Within a matter of minutes, a man who I had admired from afar made me feel like his closest friend. I asked him why, amongst all the things that he had seen in the world, he felt an affiliation to OIC.
He told me how he had reported in Cambodia decades ago, and had unfinished business there. He said he would be happy to contribute to helping people there, in any way he could.
He noted that our approach — not giving handouts, but helping Cambodia to build its own infrastructure, struck a chord with him.
A few months later, I was working on building our Sydney base of supporters. We didn’t want to hold a big gala event, asking 70 people to come and give $100 each. I wanted people to understand what we were doing, and to feel like they could be part of it. I would have been satisfied with four people strongly invested in OIC, rather than 70 giving a one-off donation.
I had read in The Generosity Network, a wonderful book on fundraising, about Jeffersonian Dinners. Named after Thomas Jefferson, the idea was to gather people together to talk about ideas, values, and inspiration. This would inspire meaningful action to support the cause.
Mark immediately agreed to be the moderator for the event. He did an amazing job, moving the conversation around with ease and getting people to commit to action. At the end of the dinner, he himself offered to introduce me to Megan Washington, who, amongst other things, is a singer who has a stutter.
The next few times I was in Australia, Mark tried to arrange something with Megan, but the timing never worked out. And then, to my surprise, Mark completely fell off the radar.
Every method I had to contact him proved to be unsuccessful.
I was devastated that someone who I had idolised and fostered trust with would no longer return my calls. Unfortunately, this devastation turned to anger.

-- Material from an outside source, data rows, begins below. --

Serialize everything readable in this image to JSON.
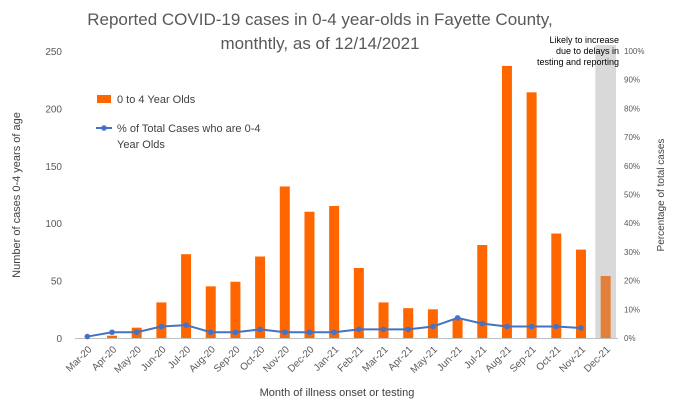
{
  "chart_data": {
    "type": "bar",
    "title": "Reported COVID-19 cases in 0-4 year-olds in Fayette County, monthtly, as of 12/14/2021",
    "xlabel": "Month of illness onset or testing",
    "ylabel": "Number of cases 0-4 years of age",
    "y2label": "Percentage of total cases",
    "categories": [
      "Mar-20",
      "Apr-20",
      "May-20",
      "Jun-20",
      "Jul-20",
      "Aug-20",
      "Sep-20",
      "Oct-20",
      "Nov-20",
      "Dec-20",
      "Jan-21",
      "Feb-21",
      "Mar-21",
      "Apr-21",
      "May-21",
      "Jun-21",
      "Jul-21",
      "Aug-21",
      "Sep-21",
      "Oct-21",
      "Nov-21",
      "Dec-21"
    ],
    "ylim": [
      0,
      250
    ],
    "yticks": [
      "0",
      "50",
      "100",
      "150",
      "200",
      "250"
    ],
    "y2lim": [
      0,
      100
    ],
    "y2ticks": [
      "0%",
      "10%",
      "20%",
      "30%",
      "40%",
      "50%",
      "60%",
      "70%",
      "80%",
      "90%",
      "100%"
    ],
    "series": [
      {
        "name": "0 to 4 Year Olds",
        "type": "bar",
        "color": "#ff6600",
        "values": [
          0,
          2,
          9,
          31,
          73,
          45,
          49,
          71,
          132,
          110,
          115,
          61,
          31,
          26,
          25,
          16,
          81,
          237,
          214,
          91,
          77,
          54
        ]
      },
      {
        "name": "% of Total Cases who are 0-4 Year Olds",
        "type": "line",
        "axis": "secondary",
        "color": "#4472c4",
        "values": [
          0.5,
          2,
          2,
          4,
          4.5,
          2,
          2,
          3,
          2,
          2,
          2,
          3,
          3,
          3,
          4,
          7,
          5,
          4,
          4,
          4,
          3.5,
          null
        ]
      }
    ],
    "highlight": {
      "category": "Dec-21",
      "color": "#d9d9d9",
      "bar_color": "#e0803a",
      "annotation": [
        "Likely to increase",
        "due to delays in",
        "testing and reporting"
      ]
    },
    "legend": "upper-left"
  }
}
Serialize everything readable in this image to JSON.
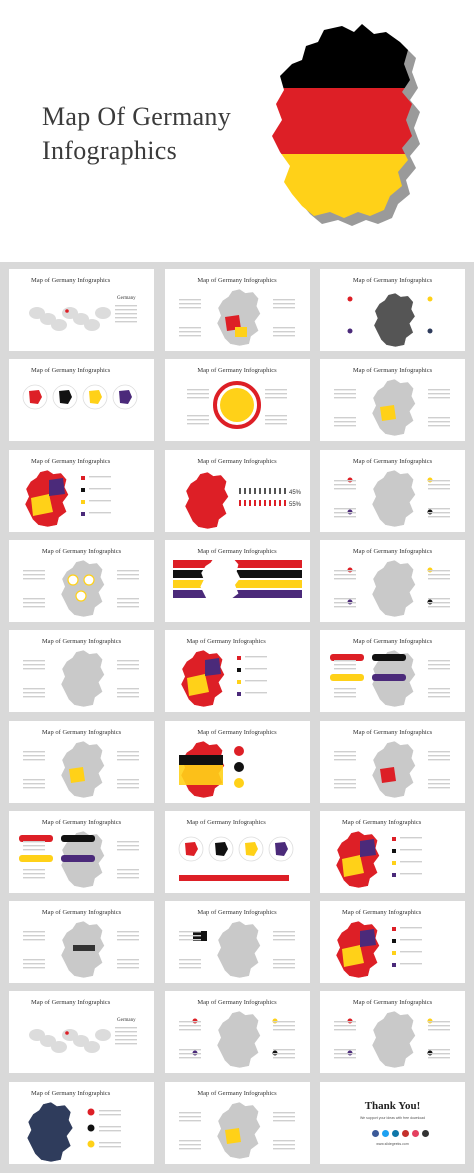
{
  "hero": {
    "title_line1": "Map Of Germany",
    "title_line2": "Infographics",
    "flag_colors": [
      "#000000",
      "#dd1f26",
      "#ffd118"
    ]
  },
  "slide_title": "Map of Germany Infographics",
  "thumbnails": {
    "titles": [
      "Map of Germany Infographics",
      "Map of Germany Infographics",
      "Map of Germany Infographics",
      "Map of Germany Infographics",
      "Map of Germany Infographics",
      "Map of Germany Infographics",
      "Map of Germany Infographics",
      "Map of Germany Infographics",
      "Map of Germany Infographics",
      "Map of Germany Infographics",
      "Map of Germany Infographics",
      "Map of Germany Infographics",
      "Map of Germany Infographics",
      "Map of Germany Infographics",
      "Map of Germany Infographics",
      "Map of Germany Infographics",
      "Map of Germany Infographics",
      "Map of Germany Infographics",
      "Map of Germany Infographics",
      "Map of Germany Infographics",
      "Map of Germany Infographics",
      "Map of Germany Infographics",
      "Map of Germany Infographics",
      "Map of Germany Infographics",
      "Map of Germany Infographics",
      "Map of Germany Infographics",
      "Map of Germany Infographics",
      "Map of Germany Infographics",
      "Map of Germany Infographics"
    ],
    "percent_a": "45%",
    "percent_b": "55%",
    "legend_top": "Germany",
    "legend_world": "Germany"
  },
  "thanks": {
    "title": "Thank You!",
    "subtitle": "We support your ideas with free download",
    "link": "www.slidegeeks.com"
  },
  "colors": {
    "red": "#dd1f26",
    "yellow": "#ffd118",
    "black": "#111111",
    "purple": "#4b2a7a",
    "grey": "#c9c9c9",
    "navy": "#2f3c5c"
  }
}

After a year or two of messages and phone calls, I finally received a reply from Mark. He apologised for not being in touch, explaining that he had been very ill, and then busy with launching his book.
In 2017, he had fallen ill again and hoped to be better by April. Of course, he didn’t make it past May.
When I heard about Mark’s passing, I felt a sense of sadness, that we had lost a giant. But beyond this, I also felt a deep sense of shame and regret. I had allowed myself to feel anger towards a man who deserved none of that negative sentiment. A man who contributed more to the world than I could ever hope to achieve. A man who was, simply put, extremely sick.
Mark didn’t need to do any of those things to help me, or OIC. I guess he did so out of kindness and a desire to make things right.
The fact that anyone helps OIC — whether it’s volunteering, offering financial support, or providing a connection — that in itself is a miracle; it’s a gift. This realisation has come crashing down on me.
The world does not revolve around my desire to help others.
What we do at OIC is meaningful to the people we serve. But on the scale of things, it’s a drop in the ocean.
I’m sorry to Mark for feeling anger that was completely unjustified and misplaced. It’s a shame that I wasn’t able to say this to him when he was alive. It’s also a shame that it took this momentous an event to attain this kind of perspective.
Buddha is credited with saying “Holding on to anger is like grasping a hot coal with the intent of throwing it at someone else. You are the one who gets burned.”
I don’t feel anger or regret anymore. What I do feel is gratitude and respect, for a man who will be sorely missed. And for everyone who has ever helped us help those in Cambodia, in ways both small and large, thank you so much.